When we entered the demo room, Paris got left behind outside, but she didn’t complain. She didn’t make a single barking sound. She just sat in a corner and waited. Much to my own surprise, I opened the door, called out to her, held out the door for her and let her in. I wanted to ask myself what I was doing, like the character of Pi when he helped the Bengal tiger back up to the lifeboat after it had already dove into the open sea in the Ang Lee film The Life of Pi. Again, Paris walked in without making a fuss. She just walked over to Chef Ernest, then walked to the back of the room and just stood there. I was so amused with her that I started taking her pictures – up close. Can you believe it? I’m such a scaredy-cat when it comes to dogs, but I wasn’t scared of this one.
Maybe in an effort to impress, she raised her left front paw to Chef Ernest several times, who took it and shook it. Lifting her left front paw was, after all, Paris’ way of telling Chef Ernest she wanted to shake hands.
Extraordinary dog? Yes. Well-behaved and well-trained. Chef Ernest says it’s because Paris gets to participate in several dog shows so she has obviously been trained on how to conduct herself, and she’s obviously used to having lots of people around her. Chef Ernest also includes the dog whenever he does cooking demo tapings, so Paris already knows how to behave whenever a camera is rolling. In one cooking demo that we were watching on the kitchen lab monitor earlier, Paris just sat in a chair in a corner and watched, like a real person, while Chef Ernest conducted his demo. It was amusing. In fact, Chef Ernest said, Paris already knows that when she’s dressed up in a chef’s jacket and kitchen cap, it’s either she’s doing a taping with Chef Ernest or she’s having her pictures taken. Beat that!

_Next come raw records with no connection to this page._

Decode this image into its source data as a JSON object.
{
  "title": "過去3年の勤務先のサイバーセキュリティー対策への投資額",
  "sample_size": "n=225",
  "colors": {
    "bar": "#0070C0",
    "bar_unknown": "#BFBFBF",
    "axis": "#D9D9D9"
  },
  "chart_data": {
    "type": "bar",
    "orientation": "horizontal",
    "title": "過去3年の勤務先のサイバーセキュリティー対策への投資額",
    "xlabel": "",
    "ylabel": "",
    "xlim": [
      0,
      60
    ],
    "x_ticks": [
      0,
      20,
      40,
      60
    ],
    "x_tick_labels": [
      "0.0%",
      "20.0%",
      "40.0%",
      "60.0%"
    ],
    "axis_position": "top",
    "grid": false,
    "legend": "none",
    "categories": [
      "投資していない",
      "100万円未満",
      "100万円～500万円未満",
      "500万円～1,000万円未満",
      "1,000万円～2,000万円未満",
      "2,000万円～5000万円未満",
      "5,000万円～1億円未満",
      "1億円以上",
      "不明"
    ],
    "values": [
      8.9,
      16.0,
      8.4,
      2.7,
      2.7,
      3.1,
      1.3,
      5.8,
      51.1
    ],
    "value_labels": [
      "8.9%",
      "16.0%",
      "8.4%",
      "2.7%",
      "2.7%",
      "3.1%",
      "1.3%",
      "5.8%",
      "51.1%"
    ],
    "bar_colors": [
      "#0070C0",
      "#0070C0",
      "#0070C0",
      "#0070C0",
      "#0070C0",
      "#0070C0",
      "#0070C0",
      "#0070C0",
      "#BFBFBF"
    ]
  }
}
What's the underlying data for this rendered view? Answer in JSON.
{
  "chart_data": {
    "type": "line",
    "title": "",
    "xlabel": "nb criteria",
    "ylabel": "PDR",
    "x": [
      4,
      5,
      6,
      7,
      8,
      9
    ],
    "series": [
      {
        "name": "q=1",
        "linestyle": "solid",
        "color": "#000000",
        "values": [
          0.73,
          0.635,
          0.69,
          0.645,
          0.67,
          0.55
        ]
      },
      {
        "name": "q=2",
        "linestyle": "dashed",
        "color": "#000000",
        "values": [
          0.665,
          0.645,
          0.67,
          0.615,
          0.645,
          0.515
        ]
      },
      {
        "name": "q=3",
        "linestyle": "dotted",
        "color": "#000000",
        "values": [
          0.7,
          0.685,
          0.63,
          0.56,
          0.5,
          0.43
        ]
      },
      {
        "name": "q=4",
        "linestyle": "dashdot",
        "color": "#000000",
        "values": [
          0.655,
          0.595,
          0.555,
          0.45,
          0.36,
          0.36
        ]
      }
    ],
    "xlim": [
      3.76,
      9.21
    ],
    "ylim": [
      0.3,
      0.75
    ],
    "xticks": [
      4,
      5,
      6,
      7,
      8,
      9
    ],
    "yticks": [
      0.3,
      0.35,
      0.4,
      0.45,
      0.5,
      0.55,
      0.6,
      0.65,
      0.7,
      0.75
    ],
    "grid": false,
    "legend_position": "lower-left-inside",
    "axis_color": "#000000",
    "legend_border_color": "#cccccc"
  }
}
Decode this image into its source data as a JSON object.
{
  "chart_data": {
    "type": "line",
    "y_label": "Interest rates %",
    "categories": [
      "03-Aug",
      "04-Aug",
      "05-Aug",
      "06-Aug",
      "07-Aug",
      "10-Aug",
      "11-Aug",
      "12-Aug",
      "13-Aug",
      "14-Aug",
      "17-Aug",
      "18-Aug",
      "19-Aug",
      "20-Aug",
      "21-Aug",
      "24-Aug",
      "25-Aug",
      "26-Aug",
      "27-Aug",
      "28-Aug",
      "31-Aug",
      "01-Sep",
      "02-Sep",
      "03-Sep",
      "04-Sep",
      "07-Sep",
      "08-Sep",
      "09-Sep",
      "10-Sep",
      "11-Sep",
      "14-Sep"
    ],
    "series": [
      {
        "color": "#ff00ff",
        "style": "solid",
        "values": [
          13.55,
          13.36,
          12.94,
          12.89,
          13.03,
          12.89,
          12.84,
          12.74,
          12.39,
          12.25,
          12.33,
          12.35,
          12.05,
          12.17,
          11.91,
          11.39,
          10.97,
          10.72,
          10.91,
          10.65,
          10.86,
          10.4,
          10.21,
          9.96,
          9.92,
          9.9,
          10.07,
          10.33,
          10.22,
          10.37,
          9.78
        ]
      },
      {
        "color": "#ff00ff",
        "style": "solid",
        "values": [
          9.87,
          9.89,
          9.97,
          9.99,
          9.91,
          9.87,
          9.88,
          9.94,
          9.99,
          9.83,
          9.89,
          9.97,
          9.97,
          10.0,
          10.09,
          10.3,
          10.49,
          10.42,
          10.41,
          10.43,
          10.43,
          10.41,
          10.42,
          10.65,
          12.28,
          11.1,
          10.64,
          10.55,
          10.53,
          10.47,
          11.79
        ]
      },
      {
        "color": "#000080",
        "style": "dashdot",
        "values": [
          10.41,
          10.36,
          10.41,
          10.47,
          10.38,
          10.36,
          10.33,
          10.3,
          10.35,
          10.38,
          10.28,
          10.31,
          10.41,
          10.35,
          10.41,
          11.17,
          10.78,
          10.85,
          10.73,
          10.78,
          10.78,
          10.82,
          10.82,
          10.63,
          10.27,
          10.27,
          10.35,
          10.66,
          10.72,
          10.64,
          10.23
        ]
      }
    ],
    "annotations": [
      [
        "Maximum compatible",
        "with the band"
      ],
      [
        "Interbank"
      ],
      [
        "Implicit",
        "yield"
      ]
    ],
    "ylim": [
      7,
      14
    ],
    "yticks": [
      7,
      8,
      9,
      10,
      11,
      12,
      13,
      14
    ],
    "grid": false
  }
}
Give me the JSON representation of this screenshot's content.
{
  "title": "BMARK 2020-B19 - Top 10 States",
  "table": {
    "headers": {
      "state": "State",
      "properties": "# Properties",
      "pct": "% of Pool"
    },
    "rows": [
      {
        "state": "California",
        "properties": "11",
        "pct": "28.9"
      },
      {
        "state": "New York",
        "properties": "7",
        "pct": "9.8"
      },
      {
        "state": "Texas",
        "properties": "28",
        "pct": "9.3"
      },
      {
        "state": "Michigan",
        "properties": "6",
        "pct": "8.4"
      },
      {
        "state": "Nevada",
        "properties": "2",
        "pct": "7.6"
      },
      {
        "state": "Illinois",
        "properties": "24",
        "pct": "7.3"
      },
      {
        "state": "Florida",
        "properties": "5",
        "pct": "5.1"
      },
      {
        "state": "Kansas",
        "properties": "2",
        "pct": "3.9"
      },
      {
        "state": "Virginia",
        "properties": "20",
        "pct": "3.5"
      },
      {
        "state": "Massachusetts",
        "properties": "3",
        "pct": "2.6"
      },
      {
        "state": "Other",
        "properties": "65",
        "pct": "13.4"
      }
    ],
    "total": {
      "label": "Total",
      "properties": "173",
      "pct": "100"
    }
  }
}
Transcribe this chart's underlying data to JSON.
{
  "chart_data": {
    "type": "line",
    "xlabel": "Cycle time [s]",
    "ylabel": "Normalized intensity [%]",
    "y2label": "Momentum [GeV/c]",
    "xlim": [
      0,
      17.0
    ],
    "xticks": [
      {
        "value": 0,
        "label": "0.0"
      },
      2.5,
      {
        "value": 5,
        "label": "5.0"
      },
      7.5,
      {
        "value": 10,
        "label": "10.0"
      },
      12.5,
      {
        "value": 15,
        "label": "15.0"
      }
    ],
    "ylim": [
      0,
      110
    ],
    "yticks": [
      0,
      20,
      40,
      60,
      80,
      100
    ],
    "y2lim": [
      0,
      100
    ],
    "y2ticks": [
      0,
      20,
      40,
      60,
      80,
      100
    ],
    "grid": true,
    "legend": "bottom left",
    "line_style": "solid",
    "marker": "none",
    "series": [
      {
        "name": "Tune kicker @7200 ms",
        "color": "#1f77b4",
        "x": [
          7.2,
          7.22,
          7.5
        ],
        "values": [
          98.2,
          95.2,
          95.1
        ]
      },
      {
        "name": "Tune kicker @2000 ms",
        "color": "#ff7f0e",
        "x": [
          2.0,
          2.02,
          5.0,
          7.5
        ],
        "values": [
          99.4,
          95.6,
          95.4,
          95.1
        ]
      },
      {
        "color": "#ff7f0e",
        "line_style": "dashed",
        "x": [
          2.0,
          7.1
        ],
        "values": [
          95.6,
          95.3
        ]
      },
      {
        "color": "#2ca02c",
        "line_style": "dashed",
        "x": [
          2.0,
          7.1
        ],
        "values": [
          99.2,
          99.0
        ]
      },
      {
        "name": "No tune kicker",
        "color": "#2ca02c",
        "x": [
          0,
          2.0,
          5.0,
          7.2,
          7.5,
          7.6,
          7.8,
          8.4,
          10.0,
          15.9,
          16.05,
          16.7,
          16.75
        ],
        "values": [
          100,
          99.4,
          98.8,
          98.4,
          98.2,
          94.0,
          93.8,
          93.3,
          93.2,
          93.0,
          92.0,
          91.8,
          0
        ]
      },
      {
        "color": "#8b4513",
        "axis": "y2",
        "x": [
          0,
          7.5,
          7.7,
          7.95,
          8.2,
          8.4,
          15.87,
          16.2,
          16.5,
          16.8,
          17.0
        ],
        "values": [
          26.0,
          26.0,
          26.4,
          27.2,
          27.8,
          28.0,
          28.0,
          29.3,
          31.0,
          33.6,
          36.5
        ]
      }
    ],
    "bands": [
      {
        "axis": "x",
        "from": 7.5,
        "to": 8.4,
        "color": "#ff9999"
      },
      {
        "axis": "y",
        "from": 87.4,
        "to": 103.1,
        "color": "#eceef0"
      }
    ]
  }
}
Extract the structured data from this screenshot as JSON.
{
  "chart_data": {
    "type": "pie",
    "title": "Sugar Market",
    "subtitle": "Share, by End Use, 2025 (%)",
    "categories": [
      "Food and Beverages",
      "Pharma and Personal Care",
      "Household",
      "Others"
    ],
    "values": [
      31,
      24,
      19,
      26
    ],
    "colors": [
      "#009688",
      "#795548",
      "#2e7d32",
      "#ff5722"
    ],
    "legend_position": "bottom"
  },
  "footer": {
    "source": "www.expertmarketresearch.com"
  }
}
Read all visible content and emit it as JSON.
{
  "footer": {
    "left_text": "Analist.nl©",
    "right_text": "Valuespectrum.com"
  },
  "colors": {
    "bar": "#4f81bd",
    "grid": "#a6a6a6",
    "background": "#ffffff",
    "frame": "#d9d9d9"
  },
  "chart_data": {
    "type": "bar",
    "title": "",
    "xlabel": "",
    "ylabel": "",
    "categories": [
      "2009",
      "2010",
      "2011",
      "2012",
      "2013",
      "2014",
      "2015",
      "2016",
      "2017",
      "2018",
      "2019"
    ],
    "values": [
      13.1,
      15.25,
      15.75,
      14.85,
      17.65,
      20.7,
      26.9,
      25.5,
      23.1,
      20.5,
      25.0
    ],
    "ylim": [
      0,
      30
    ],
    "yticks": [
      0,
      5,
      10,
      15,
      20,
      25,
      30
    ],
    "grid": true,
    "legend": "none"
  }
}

When it came time to leave, I said good-bye to Paris and waved happily to the dog who taught me that, yes, it’s possible for someone who’s extremely scared of dogs to feel comfortable around a dog, after all. Of course, it depends on which dog we’re talking about. If it’s Paris, any time! If it’s someone else, never mind. Thanks, Paris!
But please don’t ask me to touch or pat the dog. That’s way too much to ask of me already. Haha.